The biomechanics of a grasshopper or locust's legs is fascinating, so we builtt a quick and dirty prop we built for a one off live show for the Naked Scientists
Looked up how Crickets and Grasshopper, jump so high first vid is a New York times video titled "Crickets can jump 50x there height here's how" then does nothing but show people recording them with ballet music saying "we can learn a lot about these creatures for robotics" never even explan why they can jump so high; then here's this video which is buried in the search results that not only has a great visual aid but gets to the point. Excellent Video
Wow. I don't think most folks realize what a brilliant and novel mechanism this is. I just modeled this up in software to try to understand it. There is no human designed repeating mechanism that I can think of that accomplishes storing force and releasing it kinetically with even vaguely similar linkages (ok so a trebuchet is somewhat like this, but fundamentally dissimilar). I can't think of a single wind-up toy, robo-dog, crossbow, other similar kinetic weapon, car part, throwing machine, industrial machine, walking machine etc, that uses linkages like this. I could write paragraphs on why I think this is so novel, but just try to model it yourself and you'll see what I mean, the fact that the video model is using the very specific properties of strings for some of the linkages is critical, the efficiency of force transfer is amazing, and the angles are critical.
Glad you like it. I wonder if it isn't used very often is that there aren't many places it would be useful outside scrapheap challenge (junkyard wars). Either that or it is just much better suited to muscles than rotary machines. If you scaled it up and used winches the release on the smaller winch would be difficult to achieve safely and reliably. Plus you have a system that needs two actuators with limit switches to achieve a single effect... It is very cool either way.
Good video presenting information that I haven't seen before. Just lots of fact sources mentioning they can jump high but without any actual description of why. It never gets relevant or interesting without the "why" covered.
on my quest to design and build a functional prototype "mach 5 speed racer" I would need this principle to get the vehicle to jump. it's the compression of the "spring" AND the shift of leverage that does it. thank you for amazing work. could we make a jumping strandbeest? how do bumblebees and beetles fly? if you are content with the answer, why doesn't gravity, momentum and inertia splatter them into goo with the amount of force required to do the things they clearly do easily everyday?

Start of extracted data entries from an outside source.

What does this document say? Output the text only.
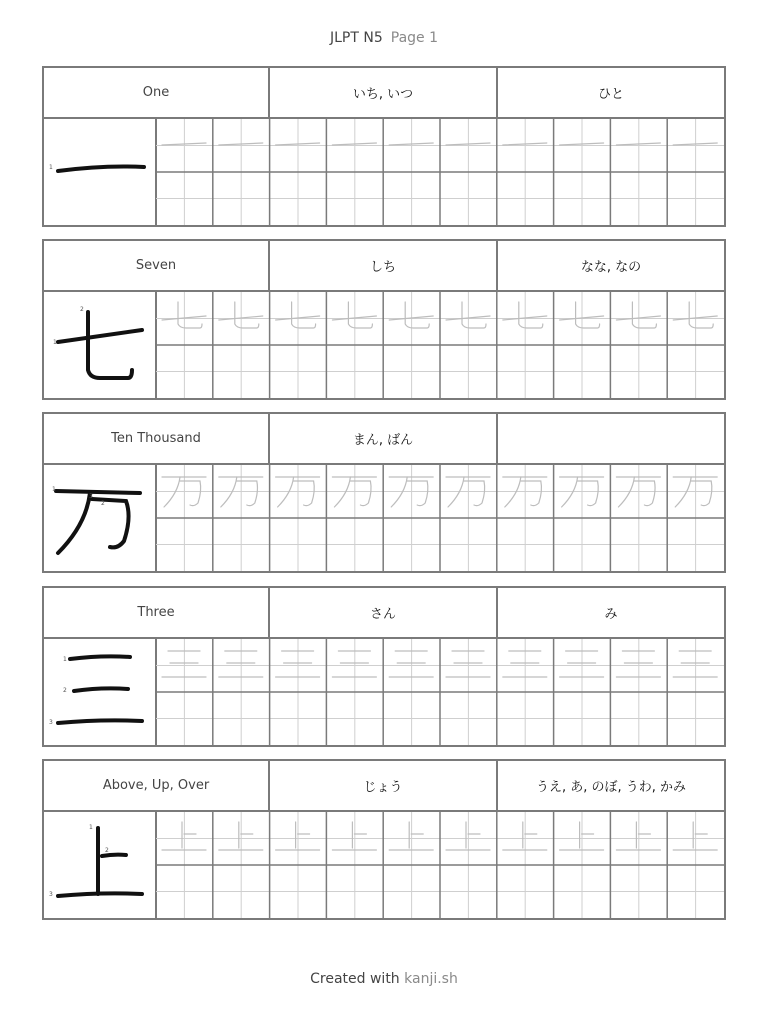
JLPT N5 Page 1
One	いち, いつ	ひと
1
Seven	しち	なな, なの
1
2
Ten Thousand	まん, ばん
1
2
3
Three	さん	み
1
2
3
Above, Up, Over	じょう	うえ, あ, のぼ, うわ, かみ
1
2
3
Created with kanji.sh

If you want a vehicle to jump, some kind of mechanism like this may well make sense, you definitely want to store energy in a way that is easily accessible. When you scale things down the accelerations they can' cope with are higher, because the strength of a muscle, bone etc will go as the square of its size, but the mass will increase as the cube. So if you halve its size you will double the acceleration it can cope with, and double the acceleration a muscle can produce. So a beetle or a bee at our size would rip itself apart (or not be strong enough to work), but at its scale it is fine. I think the aerodynamics are also very different from an aeroplane, but are now understood.
I am looking in nature to design the ultimate shock absorber and I wonder if you think this mechanism could be a possible candidate? Thank you in advance.
As is this wouldn't be a good shock absorber as there isn't really any mechanism for absorbing energy. In a car the shock absorber is there to stop the spring bouncing for ages when you go over a bump. I don't know enough about cars suspensions to tell you if this would be a useful geometry, my guess is that you don't want a car suspension to get less stiff the more it is compressed so no. If you wanted a car to jump in the air, it may be useful.